The carriage turned the gravel road on the moor, where a great mansion of majesty and might stood overlooking the surrounding swamps.
The butler let the two in, and they were offered tea and a nice chair in the meeting room.
A friend of Sir Orkshire came out of a hidden door in the wall, taking off his spectacles and putting a pamphlet into his suit. “Good morning,” he said to the two visitors.
They both stood up, shook his hand, and said the same.
“I am Berkeley, the Sir’s closest friend,” said the man with the swirling white hair and the wispy beard. “I am completely delighted that you could make such a visit on such short notice.”
“That is but our duty,” replied Malitch.
Over the next few hours, as the clouds of grey in the sky swirled and blew at the crisp wind, the three conversed over the grave matter at hand. It was decided that the two should stay at the Hall, and go about the city looking for the murderer and for evidence of such a death.
“So the Sir was murdered with a poison,” said Malitch while looking over a laboratory in the nearby city.
“Yes, a kind that stops the flow of blood.” replied the other.
“Hmm. . . it seems to me that the poison had to have been synthesized by a master of such liquids--a chemist! Bradson, onto our next destination, we are!”
Such a statement was music to Bradson’s ears, he knew where they would be going.
They called a carriage and headed for the university.
Once arrived, Malitch called for a Dr.

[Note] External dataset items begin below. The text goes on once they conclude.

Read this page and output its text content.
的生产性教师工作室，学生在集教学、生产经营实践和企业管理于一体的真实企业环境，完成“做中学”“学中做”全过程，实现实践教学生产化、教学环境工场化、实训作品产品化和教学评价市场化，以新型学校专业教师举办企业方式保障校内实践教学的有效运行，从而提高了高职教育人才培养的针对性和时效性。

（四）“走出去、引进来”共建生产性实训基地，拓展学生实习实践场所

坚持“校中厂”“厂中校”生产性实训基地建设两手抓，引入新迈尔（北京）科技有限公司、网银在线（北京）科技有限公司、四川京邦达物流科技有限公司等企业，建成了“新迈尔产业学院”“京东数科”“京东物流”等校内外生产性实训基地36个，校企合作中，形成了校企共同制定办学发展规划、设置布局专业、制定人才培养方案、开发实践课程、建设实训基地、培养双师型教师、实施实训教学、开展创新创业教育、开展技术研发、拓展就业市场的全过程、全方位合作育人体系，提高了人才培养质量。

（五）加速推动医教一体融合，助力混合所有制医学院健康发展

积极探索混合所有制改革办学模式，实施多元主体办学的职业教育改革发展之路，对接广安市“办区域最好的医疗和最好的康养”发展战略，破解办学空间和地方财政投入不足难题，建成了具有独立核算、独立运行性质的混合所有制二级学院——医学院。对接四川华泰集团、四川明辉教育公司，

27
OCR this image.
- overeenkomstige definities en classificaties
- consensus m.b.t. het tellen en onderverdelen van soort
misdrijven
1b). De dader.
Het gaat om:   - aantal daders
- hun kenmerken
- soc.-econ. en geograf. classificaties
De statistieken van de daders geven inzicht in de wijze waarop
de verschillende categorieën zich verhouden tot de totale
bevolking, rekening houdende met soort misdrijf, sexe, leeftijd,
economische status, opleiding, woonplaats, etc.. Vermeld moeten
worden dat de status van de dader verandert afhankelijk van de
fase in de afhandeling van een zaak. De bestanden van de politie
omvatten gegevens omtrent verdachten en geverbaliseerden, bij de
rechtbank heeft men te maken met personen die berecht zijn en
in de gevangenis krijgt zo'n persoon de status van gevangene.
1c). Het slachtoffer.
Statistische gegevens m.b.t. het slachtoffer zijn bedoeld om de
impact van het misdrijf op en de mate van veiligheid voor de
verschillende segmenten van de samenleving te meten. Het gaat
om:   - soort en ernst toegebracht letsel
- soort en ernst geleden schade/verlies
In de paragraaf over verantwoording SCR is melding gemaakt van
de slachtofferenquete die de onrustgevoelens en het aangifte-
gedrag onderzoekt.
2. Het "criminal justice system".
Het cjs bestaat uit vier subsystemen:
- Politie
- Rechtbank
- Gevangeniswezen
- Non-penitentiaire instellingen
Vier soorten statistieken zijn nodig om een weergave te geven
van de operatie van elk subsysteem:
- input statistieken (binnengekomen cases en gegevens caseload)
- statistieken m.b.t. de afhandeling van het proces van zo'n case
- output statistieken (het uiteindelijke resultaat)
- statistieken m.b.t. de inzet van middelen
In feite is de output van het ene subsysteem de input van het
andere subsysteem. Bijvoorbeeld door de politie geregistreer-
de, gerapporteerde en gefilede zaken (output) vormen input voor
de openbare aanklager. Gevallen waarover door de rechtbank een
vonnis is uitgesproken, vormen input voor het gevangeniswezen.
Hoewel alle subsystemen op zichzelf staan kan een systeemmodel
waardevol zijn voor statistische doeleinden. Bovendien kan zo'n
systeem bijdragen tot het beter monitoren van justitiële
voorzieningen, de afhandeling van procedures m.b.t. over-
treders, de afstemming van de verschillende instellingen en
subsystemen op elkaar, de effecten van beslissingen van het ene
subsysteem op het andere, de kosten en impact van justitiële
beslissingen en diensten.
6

Unters, the chemistry professor at the college.
Malitch had previous dealings with such a man, when he was young, Unters and himself were complete rivals in all the sense. But, they had still remained a friendship, until Malitch had found the other. . . rather insane.
Screaming, screaming, screaming, Malitch remembered him doing, all the day locked in his study, synthesizing new concoctions of chemicals. Malitch also remembered that Unters and Orkshire had been old boxing mates--Unters almost always losing to him, and this fueled Malitch’s assumption of him.
The doctor met them in the chemistry theater filled with flasks and tubes of different colored concoctions and chemicals.
“For the murder of Sir Orkshire, you have now been prosecuted!” screamed Malitch.
Somewhere, in the darkness, a man woke up. “Good morning, Sir Orkshire,” said a happy voice.
Somewhere, in the darkness, a man said, “Stop! Stop! Stop! I am dead! Why do you trouble me?”
“Oh. . . “ a sadder voice said, and shut the open door of the room that the Sir was in, straight jacketed and sitting in a chair.
“Poor fellow, is he,” said a doctor, “after the death of his wife, he has driven himself into a rut of insanity.”
“Yes, what a mind he has,” replied the doctor’s assistant.
“Screaming all the day that a Leonard Malitch and a Stephen Bradson found his murderer.”
Somewhere, in the darkness, a man screamed in the bowels of Emerson Mental Facility.